DifferentiatingEgg April 09, 2025 at 22:43 #981532
Reply to BitconnectCarlos You're pretty stupid, but that's okay, every society needs your kind. Israel is Palestine.
BitconnectCarlos April 09, 2025 at 22:58 #981536
Reply to DifferentiatingEgg

What Hamas did on 10/7 was evil in its purest form. Yet, there is a movement that sympathizes with and supports that evil. So call me stupid; at least I don't stoop to the level of sympathizing with genocidal Islamist murderers. Better stupid than wicked.
DifferentiatingEgg April 09, 2025 at 23:25 #981544
Reply to BitconnectCarlos You support the Nakba, by your own standards you're "wicked." You don't "stoop to the level of Islamists" period... because you're prejudice af and see them as dirt. I know I know, your best friend is Islamic, I'm sure.
BitconnectCarlos April 10, 2025 at 00:36 #981560
Reply to DifferentiatingEgg

Accuse me of islamophobia all you want; I am not an apologist for murder. I don't care if that murder was in 1948 or 2023. You will never find me supporting the deliberate murder of innocents.
DifferentiatingEgg April 10, 2025 at 00:44 #981563
Reply to BitconnectCarlos Well, you support and advocate for Israel, thus by proxy, you do. You're hopelessly one sided. Where as I have actually looked into Zionist philosophers and read several works and even support a version there of. But not one that is full of the resentment of weak minded nationalist who believe that nationalism equates to self determinism.
BitconnectCarlos April 10, 2025 at 01:05 #981574
Reply to DifferentiatingEgg

Quoting DifferentiatingEgg
But not one that is full of the resentment of weak minded nationalist who believe that nationalism equates to self determinism.

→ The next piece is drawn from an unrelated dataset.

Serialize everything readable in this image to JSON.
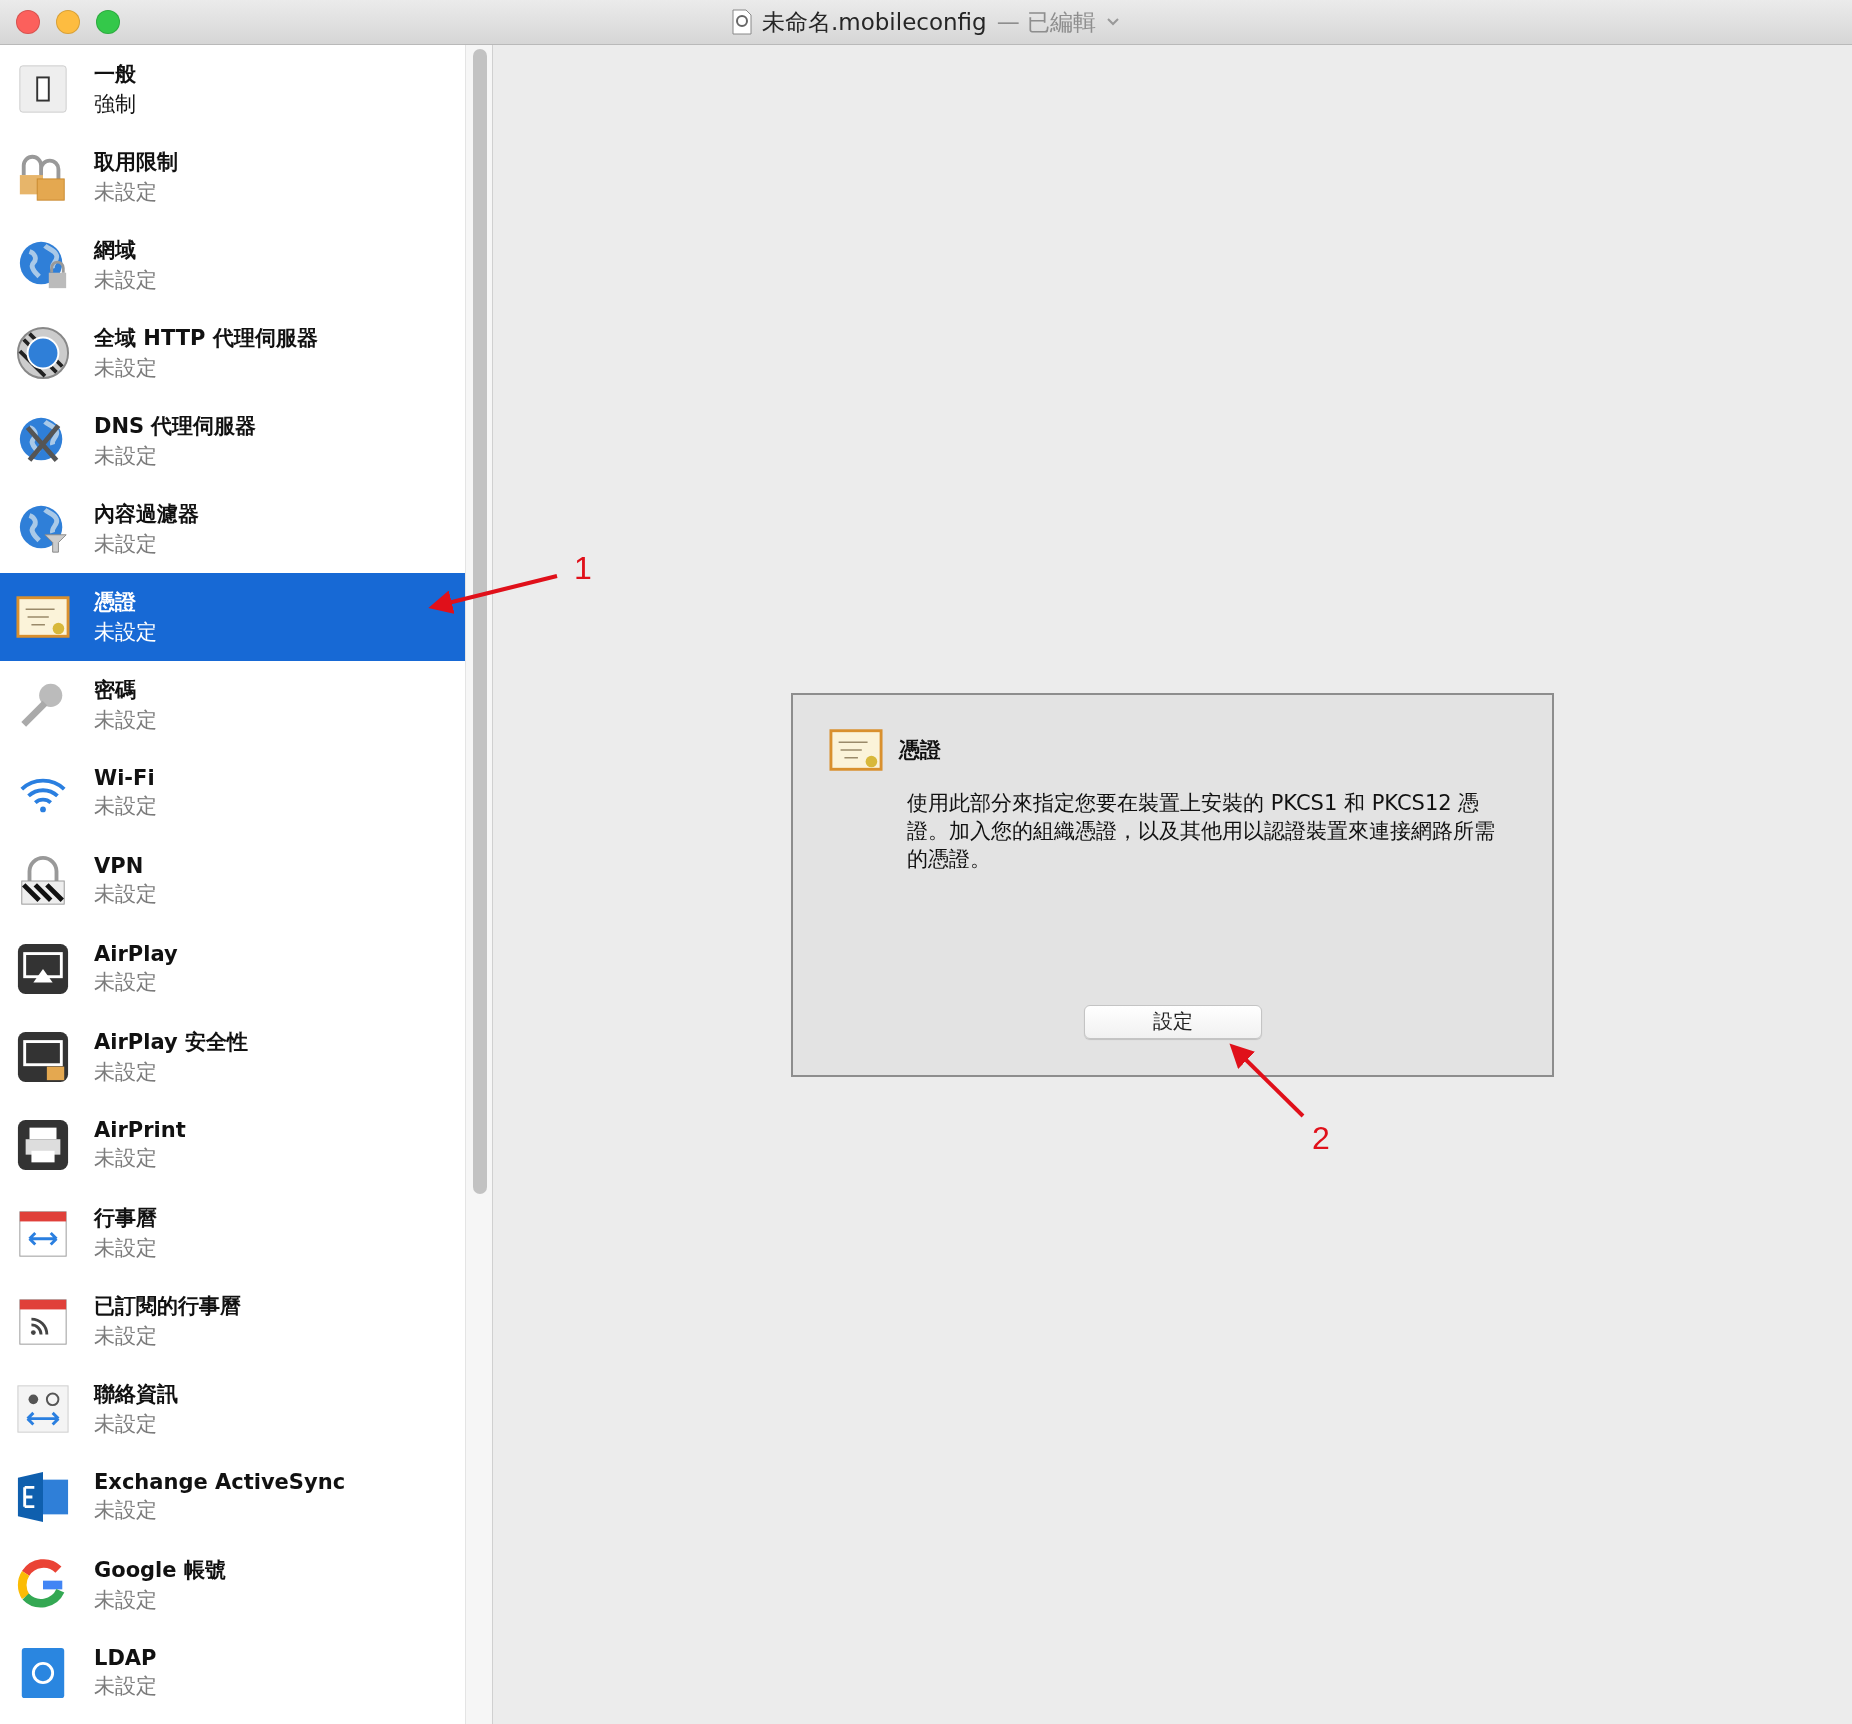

What is your idea of Zionism, then? Any ethnic group in the Middle East must be able to defend itself, and this entails statehood. Relying on Arab nations to look after their minorities has not been a winning strategy.
DifferentiatingEgg April 10, 2025 at 02:18 #981596
Reply to BitconnectCarlos

Quoting DifferentiatingEgg
The philosophers who detailed early Zionism was to renounce any sort of biologism and nationalism, to build bridges between every nation of man and bring them together. Berdichevski, Brunner, Popper-Lynkeus, Lessing, Herzl, Buber, Chomsky, Zeitlin... the list goes on.


The Zionist businessmen didn't give a hoot about that though they just wanted a cash cow. I take my definition from the philosophers, not the business men.